A dire challenge to acquire loyalty
However, it is a real challenge for any company to migrate customers. New customer acquisition is relatively easier. To take a simple example, even though Tumblr or Wordpress can give me a lot more advantage, switching over to them would mean a loss due to new links, loss of some reader base, etc. Even though Yahoo! Mail or Hotmail revamp and ask people to sign up, it would be tough for people who are used to GMail to make a move. Google gives a host of services, like Drive, Calendar, Play (linked to android phone for quick access to apps), Youtube and Maps, the most crucial and useful services for many of us in a single access in a superbly powerful, neat and clean interface. Plus, the chatting app within gmail, where we get instantly connected to friends, is another benefit. Unless Google itself makes some mistakes, like it has been doing off late, be it introducing the new mailing interface similar to chats or forcing an inbox classification which some are not interested to use, etc., it would be difficult for any email service, no matter how wonderful, to get back some loyalty.

Next is What
Tech companies have to always remain ahead of race. There is 100% truth in the fact that what gets invented today gets outdated tomorrow. While acquiring tomorrow's technology is one side of the game, the real game is to develop such technology which would keep your consumer with you for a long period of time; something in which Google is the leader. Anybody with money can acquire companies but what do they do after acquisition is a big question. Twitter acquired Tumblr and closed it after having, perhaps, no clue of what to do with it. Flipkart acquired Letsbuy just to kill it. There have been acquisition disasters in the past as well. A lot remains to be seen what happens to all the acquisitions that Yahoo! has done recently. Could Yahoo! think of designing a mobile operating system? Something like Apple. Or could it partner with Microsoft or Apple to do something? Microsoft would definitely not like to do anything with Yahoo! as most of the products are competing products, and thus, if at all an acquisition happens, it would be to kill competition. There, anyways, doesn't seem to be such a competition with them now. An Apple tie up with Yahoo!? Who knows?

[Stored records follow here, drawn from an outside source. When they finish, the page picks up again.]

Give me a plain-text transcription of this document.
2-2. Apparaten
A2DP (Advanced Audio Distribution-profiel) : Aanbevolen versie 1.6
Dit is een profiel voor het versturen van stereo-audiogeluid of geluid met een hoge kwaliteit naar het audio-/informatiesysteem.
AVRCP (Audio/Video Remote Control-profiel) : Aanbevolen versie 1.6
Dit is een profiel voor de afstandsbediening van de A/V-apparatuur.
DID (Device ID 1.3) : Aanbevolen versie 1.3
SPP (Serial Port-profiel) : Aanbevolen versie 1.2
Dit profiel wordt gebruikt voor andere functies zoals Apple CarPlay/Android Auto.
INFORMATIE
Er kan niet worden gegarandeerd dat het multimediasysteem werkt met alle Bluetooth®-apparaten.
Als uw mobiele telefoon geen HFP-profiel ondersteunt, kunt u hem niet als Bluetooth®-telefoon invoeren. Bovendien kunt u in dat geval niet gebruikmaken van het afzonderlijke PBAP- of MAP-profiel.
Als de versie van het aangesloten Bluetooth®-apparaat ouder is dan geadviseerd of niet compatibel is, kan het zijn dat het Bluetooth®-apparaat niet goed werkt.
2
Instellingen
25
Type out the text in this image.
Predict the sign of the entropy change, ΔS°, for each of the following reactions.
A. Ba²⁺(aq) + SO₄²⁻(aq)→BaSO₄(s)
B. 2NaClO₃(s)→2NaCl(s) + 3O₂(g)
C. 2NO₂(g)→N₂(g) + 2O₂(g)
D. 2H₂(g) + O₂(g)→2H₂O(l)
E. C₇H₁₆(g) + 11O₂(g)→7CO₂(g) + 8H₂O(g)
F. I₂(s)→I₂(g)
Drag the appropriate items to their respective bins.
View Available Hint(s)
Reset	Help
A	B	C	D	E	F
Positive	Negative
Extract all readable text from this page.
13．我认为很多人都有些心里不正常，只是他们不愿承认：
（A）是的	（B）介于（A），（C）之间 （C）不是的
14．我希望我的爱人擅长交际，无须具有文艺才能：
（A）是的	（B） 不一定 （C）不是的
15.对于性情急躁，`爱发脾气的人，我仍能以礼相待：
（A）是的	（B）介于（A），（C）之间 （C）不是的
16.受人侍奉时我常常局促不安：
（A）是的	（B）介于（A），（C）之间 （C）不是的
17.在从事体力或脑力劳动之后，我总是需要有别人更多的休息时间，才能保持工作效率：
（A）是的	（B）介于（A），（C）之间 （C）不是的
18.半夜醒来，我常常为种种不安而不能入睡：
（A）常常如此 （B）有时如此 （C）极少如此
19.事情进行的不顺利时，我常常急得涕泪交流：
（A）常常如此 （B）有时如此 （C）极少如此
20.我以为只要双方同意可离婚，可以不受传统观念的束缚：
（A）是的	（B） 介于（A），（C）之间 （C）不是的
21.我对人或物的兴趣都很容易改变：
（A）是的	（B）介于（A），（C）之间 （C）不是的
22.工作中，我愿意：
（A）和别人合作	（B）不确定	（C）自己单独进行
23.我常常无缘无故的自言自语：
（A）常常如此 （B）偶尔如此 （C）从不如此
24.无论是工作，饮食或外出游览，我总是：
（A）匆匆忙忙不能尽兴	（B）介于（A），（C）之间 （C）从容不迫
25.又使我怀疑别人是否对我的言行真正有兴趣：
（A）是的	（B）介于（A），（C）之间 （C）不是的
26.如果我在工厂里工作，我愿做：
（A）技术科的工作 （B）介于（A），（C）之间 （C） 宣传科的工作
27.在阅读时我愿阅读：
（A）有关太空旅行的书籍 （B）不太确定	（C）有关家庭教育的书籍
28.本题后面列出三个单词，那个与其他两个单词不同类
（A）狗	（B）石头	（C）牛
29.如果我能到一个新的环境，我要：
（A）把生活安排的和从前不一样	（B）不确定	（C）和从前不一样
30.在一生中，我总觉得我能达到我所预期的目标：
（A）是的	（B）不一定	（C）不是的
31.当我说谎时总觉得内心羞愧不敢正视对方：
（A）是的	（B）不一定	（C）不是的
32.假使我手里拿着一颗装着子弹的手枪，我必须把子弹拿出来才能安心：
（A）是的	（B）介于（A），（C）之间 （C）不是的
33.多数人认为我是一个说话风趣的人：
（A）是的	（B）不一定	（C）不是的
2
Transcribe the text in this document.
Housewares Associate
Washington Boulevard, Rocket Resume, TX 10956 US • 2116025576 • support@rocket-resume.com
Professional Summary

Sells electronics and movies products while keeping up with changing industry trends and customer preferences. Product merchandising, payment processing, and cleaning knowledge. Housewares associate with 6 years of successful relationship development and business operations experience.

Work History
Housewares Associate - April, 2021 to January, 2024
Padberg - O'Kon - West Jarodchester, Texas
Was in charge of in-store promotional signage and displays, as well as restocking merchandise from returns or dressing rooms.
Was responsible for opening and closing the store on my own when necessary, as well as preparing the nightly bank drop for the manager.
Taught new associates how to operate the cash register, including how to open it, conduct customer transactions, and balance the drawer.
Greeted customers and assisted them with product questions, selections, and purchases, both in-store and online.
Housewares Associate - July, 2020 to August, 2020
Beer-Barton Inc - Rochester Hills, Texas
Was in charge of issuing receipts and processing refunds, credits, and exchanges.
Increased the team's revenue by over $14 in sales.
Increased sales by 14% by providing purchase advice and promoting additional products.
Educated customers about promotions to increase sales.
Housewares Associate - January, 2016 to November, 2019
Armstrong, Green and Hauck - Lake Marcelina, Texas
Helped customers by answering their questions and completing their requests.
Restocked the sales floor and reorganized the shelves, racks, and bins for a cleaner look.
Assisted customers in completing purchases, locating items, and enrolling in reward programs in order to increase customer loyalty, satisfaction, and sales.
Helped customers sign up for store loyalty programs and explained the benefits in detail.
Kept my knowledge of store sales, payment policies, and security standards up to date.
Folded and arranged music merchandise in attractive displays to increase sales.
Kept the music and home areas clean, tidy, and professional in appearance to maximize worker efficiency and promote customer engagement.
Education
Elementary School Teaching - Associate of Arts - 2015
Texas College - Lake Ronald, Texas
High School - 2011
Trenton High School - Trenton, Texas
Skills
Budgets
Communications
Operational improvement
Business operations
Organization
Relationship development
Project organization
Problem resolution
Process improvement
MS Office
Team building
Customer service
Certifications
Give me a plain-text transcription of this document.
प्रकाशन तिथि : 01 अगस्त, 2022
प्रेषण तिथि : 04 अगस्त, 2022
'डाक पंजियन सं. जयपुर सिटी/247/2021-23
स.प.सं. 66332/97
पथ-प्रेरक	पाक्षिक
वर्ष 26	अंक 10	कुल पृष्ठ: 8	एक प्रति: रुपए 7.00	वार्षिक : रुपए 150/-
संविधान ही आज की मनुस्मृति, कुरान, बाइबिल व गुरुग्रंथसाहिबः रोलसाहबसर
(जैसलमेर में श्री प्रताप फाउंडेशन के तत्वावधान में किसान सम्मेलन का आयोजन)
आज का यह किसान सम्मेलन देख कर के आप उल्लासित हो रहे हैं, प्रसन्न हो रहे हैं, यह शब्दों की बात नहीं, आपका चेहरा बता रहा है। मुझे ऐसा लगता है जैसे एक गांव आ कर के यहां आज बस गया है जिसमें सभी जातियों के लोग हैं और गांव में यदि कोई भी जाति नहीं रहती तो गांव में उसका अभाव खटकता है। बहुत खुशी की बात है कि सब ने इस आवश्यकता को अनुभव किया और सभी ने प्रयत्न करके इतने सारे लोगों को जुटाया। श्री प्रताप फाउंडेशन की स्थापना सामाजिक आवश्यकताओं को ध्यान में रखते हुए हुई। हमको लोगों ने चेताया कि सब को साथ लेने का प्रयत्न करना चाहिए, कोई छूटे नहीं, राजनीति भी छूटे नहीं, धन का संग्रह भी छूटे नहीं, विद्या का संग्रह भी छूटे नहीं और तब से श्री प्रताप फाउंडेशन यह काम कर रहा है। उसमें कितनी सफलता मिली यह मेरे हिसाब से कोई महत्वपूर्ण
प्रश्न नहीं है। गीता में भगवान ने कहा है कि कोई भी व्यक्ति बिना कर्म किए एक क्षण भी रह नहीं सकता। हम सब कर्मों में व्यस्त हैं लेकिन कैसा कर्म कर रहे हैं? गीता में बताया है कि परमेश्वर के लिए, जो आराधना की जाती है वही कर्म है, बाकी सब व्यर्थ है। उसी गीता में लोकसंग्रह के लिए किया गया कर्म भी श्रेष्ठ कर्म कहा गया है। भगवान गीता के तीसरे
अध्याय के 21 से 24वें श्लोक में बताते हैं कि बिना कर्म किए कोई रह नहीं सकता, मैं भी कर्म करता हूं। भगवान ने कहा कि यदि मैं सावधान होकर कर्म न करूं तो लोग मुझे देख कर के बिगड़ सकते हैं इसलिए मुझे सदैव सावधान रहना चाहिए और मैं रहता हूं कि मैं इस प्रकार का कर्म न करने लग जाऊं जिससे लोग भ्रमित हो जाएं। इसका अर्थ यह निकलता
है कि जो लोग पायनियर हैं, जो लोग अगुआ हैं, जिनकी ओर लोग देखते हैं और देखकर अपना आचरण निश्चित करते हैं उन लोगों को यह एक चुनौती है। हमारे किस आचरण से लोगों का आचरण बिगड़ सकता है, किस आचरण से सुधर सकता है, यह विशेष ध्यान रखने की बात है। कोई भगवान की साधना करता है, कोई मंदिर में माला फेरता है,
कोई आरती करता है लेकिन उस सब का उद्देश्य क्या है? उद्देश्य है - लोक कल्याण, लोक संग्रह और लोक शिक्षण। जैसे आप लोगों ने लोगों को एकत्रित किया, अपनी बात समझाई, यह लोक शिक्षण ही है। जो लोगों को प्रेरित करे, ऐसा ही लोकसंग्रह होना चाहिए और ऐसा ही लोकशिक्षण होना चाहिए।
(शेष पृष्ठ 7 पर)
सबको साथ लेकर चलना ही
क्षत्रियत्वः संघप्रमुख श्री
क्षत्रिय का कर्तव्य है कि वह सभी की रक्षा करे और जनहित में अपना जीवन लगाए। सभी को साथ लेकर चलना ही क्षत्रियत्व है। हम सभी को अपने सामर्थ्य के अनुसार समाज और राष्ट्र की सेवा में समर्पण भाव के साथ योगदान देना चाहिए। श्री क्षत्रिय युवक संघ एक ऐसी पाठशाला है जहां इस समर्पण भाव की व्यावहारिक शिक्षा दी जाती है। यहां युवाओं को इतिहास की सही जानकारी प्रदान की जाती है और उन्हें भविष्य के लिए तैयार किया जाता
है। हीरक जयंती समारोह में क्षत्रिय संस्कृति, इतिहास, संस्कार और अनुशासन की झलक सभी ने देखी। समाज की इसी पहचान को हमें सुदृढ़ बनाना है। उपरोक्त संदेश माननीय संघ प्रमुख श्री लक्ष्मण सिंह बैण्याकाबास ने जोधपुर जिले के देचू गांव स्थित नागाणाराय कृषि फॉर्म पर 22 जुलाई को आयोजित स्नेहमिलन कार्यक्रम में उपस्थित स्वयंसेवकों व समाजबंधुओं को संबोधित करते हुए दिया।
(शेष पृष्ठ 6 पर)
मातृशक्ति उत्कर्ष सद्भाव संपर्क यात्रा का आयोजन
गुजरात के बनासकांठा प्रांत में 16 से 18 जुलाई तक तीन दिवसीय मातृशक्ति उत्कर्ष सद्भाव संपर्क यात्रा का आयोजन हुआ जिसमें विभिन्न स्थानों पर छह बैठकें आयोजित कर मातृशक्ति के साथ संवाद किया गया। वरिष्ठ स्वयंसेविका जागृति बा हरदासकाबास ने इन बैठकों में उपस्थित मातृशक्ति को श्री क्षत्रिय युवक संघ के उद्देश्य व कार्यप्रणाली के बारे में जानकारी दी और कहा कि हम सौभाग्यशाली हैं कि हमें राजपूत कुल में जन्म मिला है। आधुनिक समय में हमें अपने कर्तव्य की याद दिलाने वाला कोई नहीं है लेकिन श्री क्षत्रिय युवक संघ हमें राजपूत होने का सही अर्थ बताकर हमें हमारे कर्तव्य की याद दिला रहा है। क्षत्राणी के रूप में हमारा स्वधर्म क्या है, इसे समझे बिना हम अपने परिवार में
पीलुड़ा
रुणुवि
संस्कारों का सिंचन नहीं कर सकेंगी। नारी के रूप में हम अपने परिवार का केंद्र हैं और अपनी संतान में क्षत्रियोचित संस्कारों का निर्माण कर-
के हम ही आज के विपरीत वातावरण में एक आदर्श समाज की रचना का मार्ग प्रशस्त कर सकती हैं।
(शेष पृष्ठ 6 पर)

Well, the world changes each moment and thus, nobody can be sure of what happens in the coming days. For the moment, lets, as consumers, enjoy the attention all these are paying to us to keep us happy.

And yes, Yahoo! now has a new logo as well. All we can say, "All the best Yahoo!"

 is now


Disclaimer: All the information in this post is to the best of my knowledge. I might be wrong at several instances. Any help to correct the statements above would be highly appreciated. Images and references used are solely the property of their registered owners. They are used here solely for educational reference.